In 2013 more than 20,000 students enrolled in their first year of medical school; that same year over 500 medical school graduates went unmatched in residency programs due to the shortage of residency slots available. In 2014, there were 369 medical school graduates from Iowa and only 238 residency positions available. 131 of these graduate had to seek their residencies elsewhere. Some states are recognizing the need to increase their residency programs—in 2013 states such as New York, Pennsylvania, and California all took in more medical residents than they trained within their states. This collaborative effort to get medical graduates into residency programs solves part of the physician shortage problem, but another issue is that medical residents are much more likely to stay and practice in the state in which they completed their training—leaving some rural states with a shortage of physicians due to a state-wide shortage of residency slots.

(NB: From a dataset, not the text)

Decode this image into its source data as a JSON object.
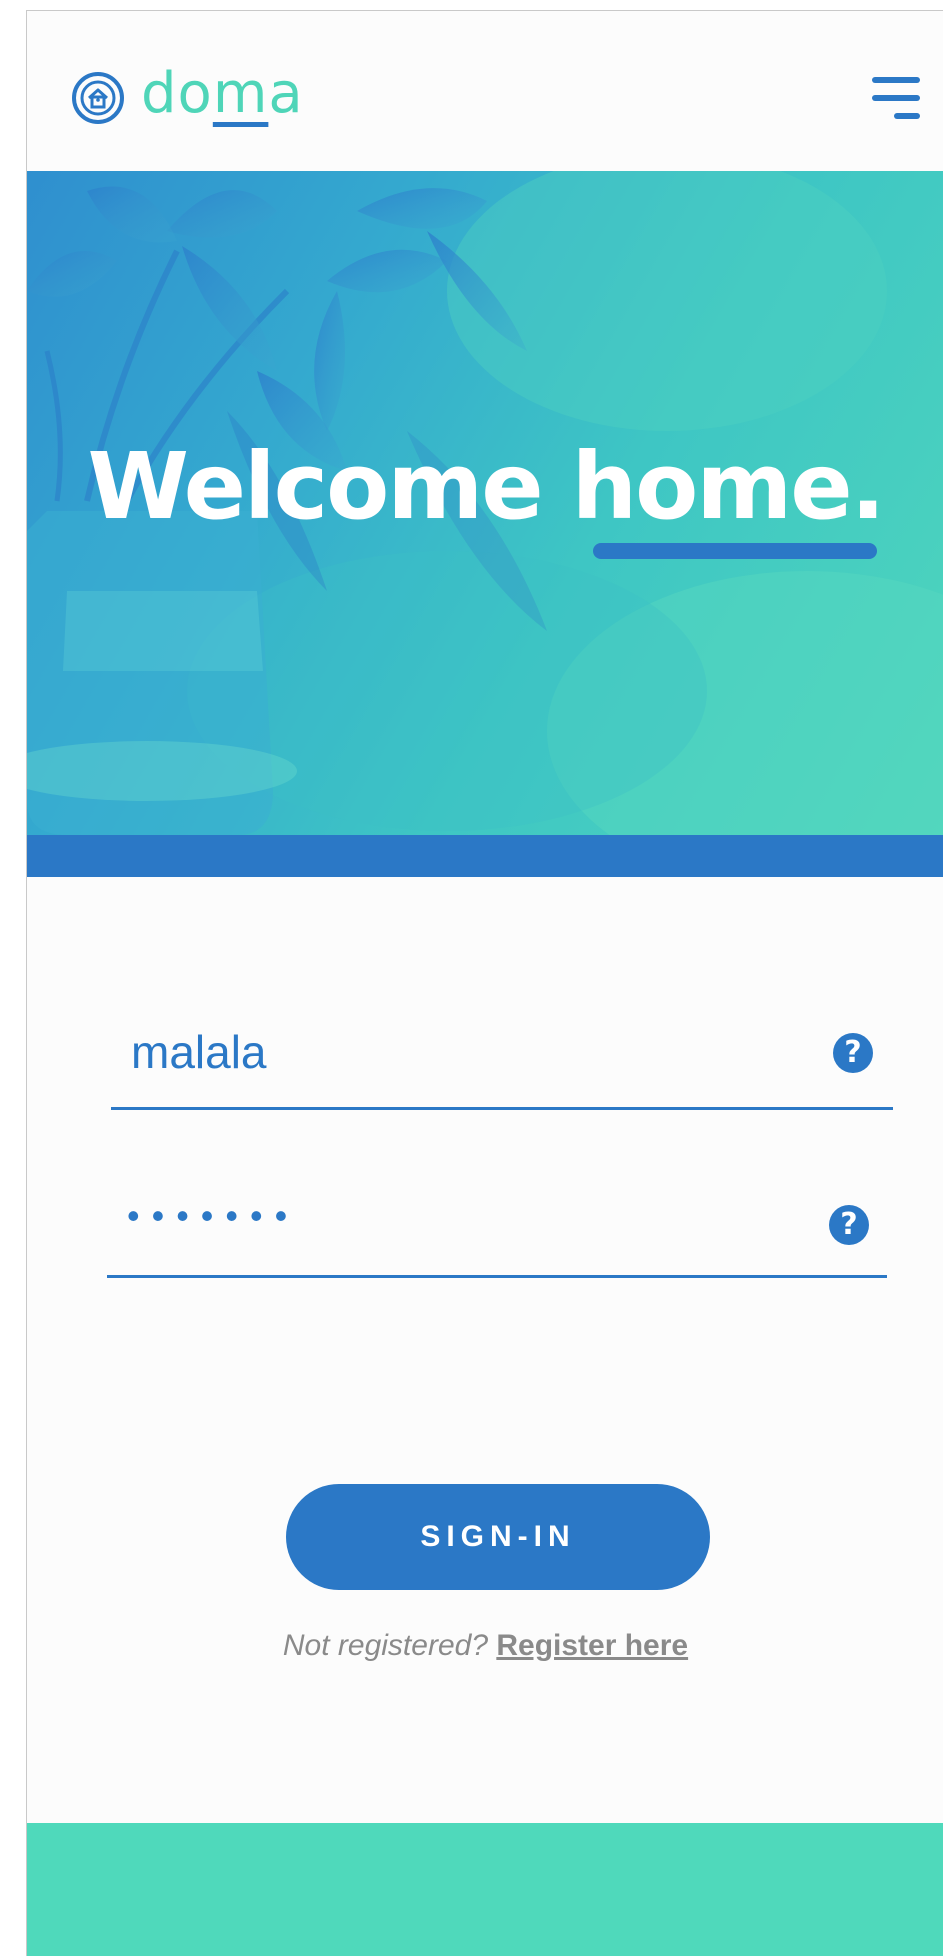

The discrepancy between supply and demand of healthcare has left us with an immense shortage of physicians in the U.S., but the issue is too complex to be linked to any single factor of healthcare infrastructure. Certainly the shortage of residency slots must be addressed, but where must states step in to fill this gap? How much of a role should federally funded residency programs play, and by how much should the federal residency cap be raised? What about the fact that more and more medical students are tending to focus their education on high-paying specialties rather than under saturated fields such as family and primary care?
These are all questions that are daunting in their complexity. It is impossible to blame the current physician shortage on any single factor, but it is equally undeniable that the growing gap between supply and demand of medical services is putting a massive strain on the current healthcare infrastructure. These economic pressures are changing the healthcare landscape for patients, medical students, residents, and physicians.